March 28, 2024

No major changes expected for conservation programs in new farm bill

DEKALB, Ill. — The development of the new farm bill in 2023 will be impacted by the work of the Congressional Budget Office.

Many of the programs in the current farm bill, the Agriculture Improvement Act of 2018, will expire on Sept. 30.

“The Congressional Budget Office is a group of economists that are required to take the farm bill at the date of expiration, presume for 10 years there will be no changes and run the economic analysis on prices, yields, unemployment, etc.,” said Jonathan Coppess, University of Illinois associate professor of law and policy.

“They estimate what they think the programs will spend during the 10-year window and that’s the baseline that controls how the farm bill is written,” said Coppess during a presentation in DeKalb at the 2023 Illinois Farm Economics Summit, hosted by University of Illinois Extension and the farmdoc team from the U of I Department of Agricultural and Consumer Economics.

The vast majority of the spending in the farm bill is under the Supplemental Nutrition Assistance Program.

“SNAP is the direct assistance to low-income families to help them purchase food,” said Coppess, who is also the director of the Gardner Agriculture Policy Program. “Roughly 40 million Americans get assistance through this program.”

Spending for the nutritional programs totals from 80% to 85% of the farm bill funds, Coppess said.

The remaining 15% to 20% of the funds go out through the crop insurance, conservation and crop commodity programs.

“For the 2018 farm bill, Illinois ranks fifth in the nation for total funding,” Coppess said. “We rank 10th for the crop commodities, third for conservation and fifth in the country for SNAP. For crop insurance, Illinois farmers put in more money than they get out and that’s how insurance should work.”

The largest part of the crop commodity section is the Price Loss Coverage program.

“There’s been talk about adjusting reference prices up because prices and costs are high,” Coppess said. “That gets expensive when you score that for 90 million acres of corn over 10 years, so we might be above the reference prices now, but over 10 years the likelihood of payments gets very expensive.”

Cotton, rice and peanuts are grown on much smaller number of acres in the South.

“All the reference prices are well above where we think market prices will go,” Coppess said. “It’s easier if you have a million acres of peanuts to push up the reference prices because the baseline over 10 years doesn’t show it in the same way as corn and soybeans.”

Coppess is not expecting significant changes in the conservation programs for the new farm bill.

“Unlike Title 1, where prices have an impact on payments, conservation is pretty much a fixed amount of money,” he said. “The Conservation Reserve Program is the big one and it is well below the acreage cap right now.”

The next largest conservation program is the Environmental Quality Incentives Program, which provides cost-share for farmers to do conservation practices.

“The Conservation Stewardship Program was revised in 2018 and is not likely to change a lot,” Coppess said.
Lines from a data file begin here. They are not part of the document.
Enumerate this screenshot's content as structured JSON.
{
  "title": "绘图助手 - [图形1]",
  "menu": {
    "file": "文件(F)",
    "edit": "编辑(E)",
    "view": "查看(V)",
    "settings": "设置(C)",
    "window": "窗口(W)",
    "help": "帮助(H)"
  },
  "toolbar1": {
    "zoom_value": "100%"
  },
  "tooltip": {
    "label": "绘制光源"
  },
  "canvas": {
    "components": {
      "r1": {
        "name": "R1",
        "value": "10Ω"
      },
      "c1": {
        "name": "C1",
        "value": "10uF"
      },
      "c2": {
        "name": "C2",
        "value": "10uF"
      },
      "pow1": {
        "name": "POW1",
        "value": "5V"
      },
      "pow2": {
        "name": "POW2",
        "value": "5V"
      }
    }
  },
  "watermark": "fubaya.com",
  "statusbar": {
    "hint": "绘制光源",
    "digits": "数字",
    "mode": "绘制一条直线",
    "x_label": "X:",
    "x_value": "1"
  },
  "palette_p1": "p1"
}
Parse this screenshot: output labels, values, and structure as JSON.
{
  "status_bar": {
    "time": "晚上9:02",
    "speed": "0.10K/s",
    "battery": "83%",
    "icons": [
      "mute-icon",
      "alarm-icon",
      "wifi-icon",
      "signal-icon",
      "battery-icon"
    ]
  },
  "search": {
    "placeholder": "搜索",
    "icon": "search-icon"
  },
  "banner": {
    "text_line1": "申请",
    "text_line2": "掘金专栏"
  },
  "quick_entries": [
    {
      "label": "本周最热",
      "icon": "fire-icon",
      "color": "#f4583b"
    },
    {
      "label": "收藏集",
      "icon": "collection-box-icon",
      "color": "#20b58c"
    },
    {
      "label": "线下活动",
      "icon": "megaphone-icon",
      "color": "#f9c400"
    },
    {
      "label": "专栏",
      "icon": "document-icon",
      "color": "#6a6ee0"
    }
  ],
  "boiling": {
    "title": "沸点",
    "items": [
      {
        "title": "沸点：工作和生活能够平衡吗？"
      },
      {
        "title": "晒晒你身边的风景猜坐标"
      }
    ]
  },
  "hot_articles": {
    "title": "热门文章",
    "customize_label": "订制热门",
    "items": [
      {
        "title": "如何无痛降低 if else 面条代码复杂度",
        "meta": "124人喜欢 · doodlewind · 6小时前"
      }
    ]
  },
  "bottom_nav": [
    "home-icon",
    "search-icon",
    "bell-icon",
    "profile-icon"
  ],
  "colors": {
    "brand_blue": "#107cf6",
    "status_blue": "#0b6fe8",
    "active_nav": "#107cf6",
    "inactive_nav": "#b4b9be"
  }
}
“When we’re talking about spending and baseline issues, crop insurance is a big topic because the vast majority of spending is for premium subsidies,” he said.

The last several years have been quite unique, Coppess said.

“At no point in our history can I find an analog to what’s happened the last few years with the supplemental assistance that has come outside of the farm bill programs with the Market Facilitation Program and the pandemic assistance,” Coppess said.

“I don’t know how this is going to impact the politics and negotiations of the farm bill because we have no experience with this before,” he said. “Somehow and someway this is going to impact it, I just don’t know how.”

The pandemic assistance has expanded beyond typical covered commodities to include fruits, vegetables and livestock.

“These things have gotten assistance that don’t normally get payments in Title 1 and I don’t know how that plays out,” Coppess said. “You’ve got to pay for that and none of this funding goes into the baseline.”

Another unprecedented event was the creation of the Inflation Reduction Act of 2022, Coppess said.

“It includes $18 billion appropriated over multiple years for conservation title programs that is also not in the CBO baseline,” he said. “This is designed largely around climate change issues to help with soil carbon and nutrient losses, so it sets up a unique political environment that alters our political dynamic.”

As work on the new farm bill begins, Coppess said, the strength of the farm bill has been the ability to gather votes in the Senate and House of Representatives that are bipartisan, across the regions and include both rural and urban communities.

“If we get into the focus of cut spending and it becomes a partisan fight on SNAP, we know how that plays out because the last two farm bills have been derailed to some degree by that exact fight,” he said.

The 2023 farm bill will mark 90 years since the Agricultural Adjustment Act of 1933 was signed into law by President Franklin D. Roosevelt.

“There are a lot of question marks for the new farm bill and I’m not sure how it is going to play out,” Coppess said.